İSLAMDA KÖLELERİ, HAYSİYET DUYGUSU BAKIMINDAN AŞAĞI KERTEDE BİR YARATIK OLARAK GÖRÜR
Şeriatçılar Muhammed'in kölelere insancıl gözle baktığını, onlara birer "insan" olarak değer verdiğini söylerlerse de doğru değildir. Çünkü Muhammed'in kölelere layık gördüğü mevki "mecnun" (yani "cin tutmuş", "deli", çıldırmış" vs... gibi) kimselere denk bir kertedir. Nitekim her Müslüman kişiye, yılda en azından bir kez haccetmeyi, Müslümanlığın zorunlu şartı olarak kabul ettirirken, mecnunları ve köleleri bu zorunluktan muaf tutmuştur. Yine bunun gibi Müslüman erkeğine, eğer "adaletli" davranamayacak ise birden fazla kadınla evlenmeyi yasaklarken, dilediği sayıda cariye edinmeyi olağan saymıştır. Bu konuda Kur’an’a koyduğu ayet söyle: “... beğendiğiniz (veya size helâl olan) kadınlardan ikişer, üçer, dörder alın. Haksızlık yapmaktan korkarsanız bir tane alın; yahut da sahip olduğunuz (cariyeler) ile yetinin. Bu, adaletten ayrılmamanız için en uygun olanıdır.” (K. 4 Nisâ 3)

kafes.jpg

Görülüyor ki Müslüman erkek, eğer birden fazla kadın aldığı zaman onların arasında adalet-eşitlik gözetemeyeceğini düşünürse, bir tek kadınla ve cariyeleriyle yetinmelidir. Cariyeler arasında adalet-eşitlik gözetlemek diye bir şey söz konusu değildir, çünkü onlar insandan sayılmamışlardır. Öte yandan Muhammed, her Müslüman kişi bakımından nesep ve soy sorununa önem verirken ve özellikle Arapların (dolayısıyla kendisinin) nesep bakımından İbrahim’den (ve oğlu İsmail’den) indiğini söylediği kökeni ile iftihar ederken, köleleri bu konuda da insandan saymamıştır. Öylesine ki
köleye, âdeta nesebini ve soyunu inkâr zorunluğunu yüklemiş ve nesebini korumak isteyen köleye Tanrı’nın lânetlerini yağdırmıştır. Daha başka bir deyimle genel olarak kişilere, neseplerini ve özellikle babaları yönünden bağlı bulundukları soyu bilmeleri gerektiğini belletirken, kölelerden bu hakkı
esirgemiştir. Nitekim bir hadisinde şöyle der: “Her kim kendi babasından, soyundan başkasına ve her köle ki efendisinden başka birisine kendisini nispet ederse, Allah’ın azabına uğrasın.”
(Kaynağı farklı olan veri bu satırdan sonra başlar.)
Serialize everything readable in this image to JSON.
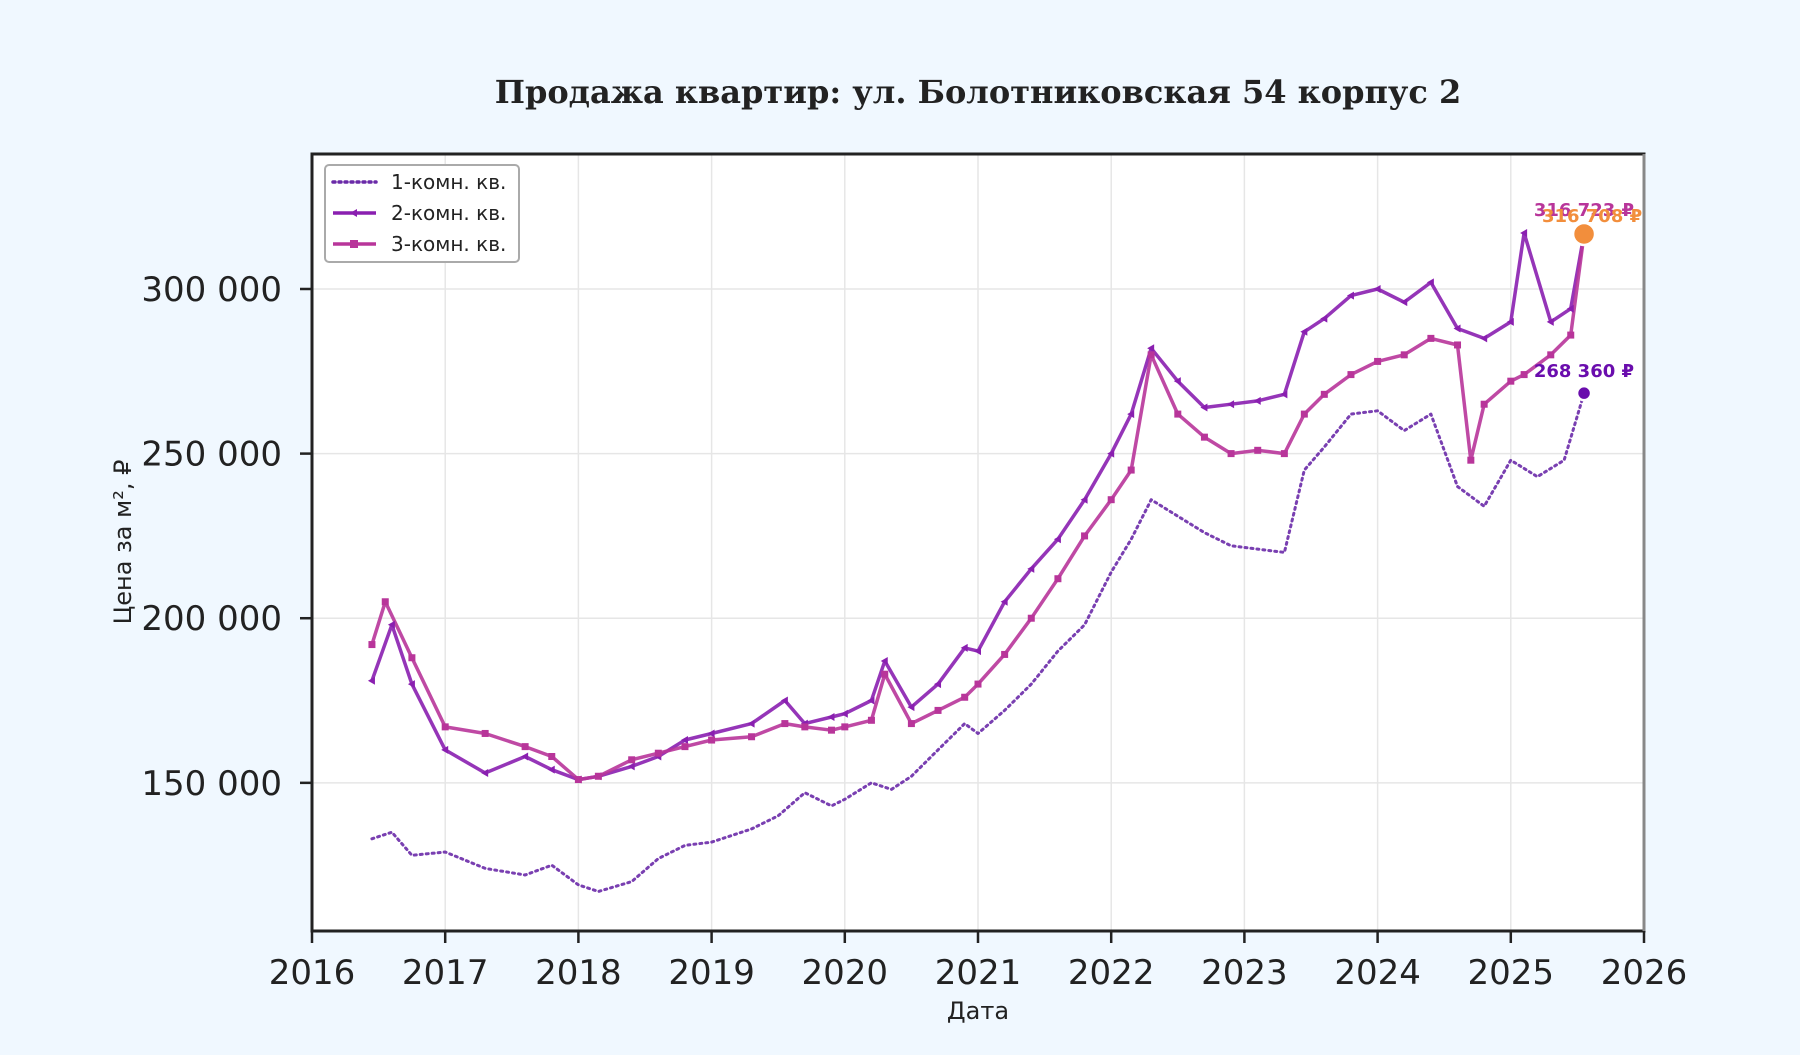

Öte yandan İslam şeriatına göre, babası köle olmasa dahi köle kadından doğan çocuk köle sayılır. Ve bu usul İslam’ın hayrına olmak üzere yorumlanır. Nitekim biraz yukarda Gazali’nin, şehvet giderme uğruna köleliğin sürdürülmesiyle ilgili felsefesini özetlemiş ve: "Çocuğun köle olması, dinin
mahvolmasından ehvendir" şeklindeki sözlerini nakletmiştik. İslam dünyasının "Hüccet-ül İslam" diye yücelttiği Gazali’nin bu mantığını, onun zihniyetindeki zavallılıkla mı yoksa insan haysiyetine karşı
beslediği düşmanlıkla mı damgalamak gerektiğinin takdiri okuyucuya aittir.

isid-ezidi-kadin-670.jpg

ŞERİAT SİSTEMİ, KÖLEYİ İNSANDAN SAYMAZ; HUKUK “SÜJESİ” OLARAKDAHİ GÖRMEZ (TIPKI HAYVANLARI DA GÖRMEDİĞİ GİBİ)
İnsanı kulluktan yukarı bir değere layık görmeyen Muhammed, köleyi daha da aşağı kertede bilir ve onu insandan bile saymazdı. Bunun nice örneklerinden biri, Müslüman kişilere dörde kadar "hür" kadın alma hakkı tanıdığı halde sayısız cariye alma olanağını tanımış olmasıdır. Hele kızı Fatima’nın üzülmesini önlemek maksadıyla damadı Ali'ye, birden fazla kadınla evlenme fırsatını vermediği halde dilediği kadar cariye alma olasılığını tanımış olması daha da ilginç bir örnektir. Anımsatalım ki Muhammed, çok karılı evliliğin kadın bakımından azap verici bir şey olduğunu bildiği için, çok sevdiği kızı Fatima’yı bu azaptan uzak kılmak maksadıyla damadı Ali'ye, başkaca bir kadınla evlenme izni
vermemiştir; şöyle demektedir: “Fatima benim bir parçamdır, kim ki Fatima'ya kötülük eder, tıpkı bana
(kötülük etmiş gibi) olur; kim ki onu hoşnut eder, beni hoşnut etmiş olur.” Ancak ne var ki Ali'nin, Fatima'dan başka bir kadınla evlenmesini istemeyen Muhammed, onun dilediği sayıda cariye edinmesine, cariyelerle dilediği gibi cinsî münasebette bulunmasına ses çıkarmamıştır. Çıkarmak
şöyle dursun, fakat bizzat kendisi Ali’ye cariyeler hediye etmiş ve onun cariye edinmesini yerenleri dahi azarlamıştır. Bu son hususla ilgili bir olay şöyle: Haccetü'l-Vedâ'dan önce bir gün Muhammed, damadı Ali'yi Yemen'e, ganimet mallarının beşte birini almaya gönderir. Bu mallar içerisinde çok
sayıda kadın ve erkek esirler vardır. Ali, ilk iş olarak kadın esirlerden güzelce olan birini kendisine ayırır ve geceyi onunla geçirir. Ertesi sabah "guslederken" (yıkanıp temizlenirken) Büreyde adında bir Sahabe, onun cariye bir kadınla yattığını keşfeder; fena halde sinirlenerek Ali'den
hoşlanmaz olur. Hoşlanmadığını da Muhammed'e açıklar. Fakat Muhammed Ali'den taraftadır. Büreyde'ye çıkışırcasına şöyle der: “Ali'ye darılma çünkü onun ganimet malının beşte birindeki hissesi, aldığı cariyeden daha çoktur.”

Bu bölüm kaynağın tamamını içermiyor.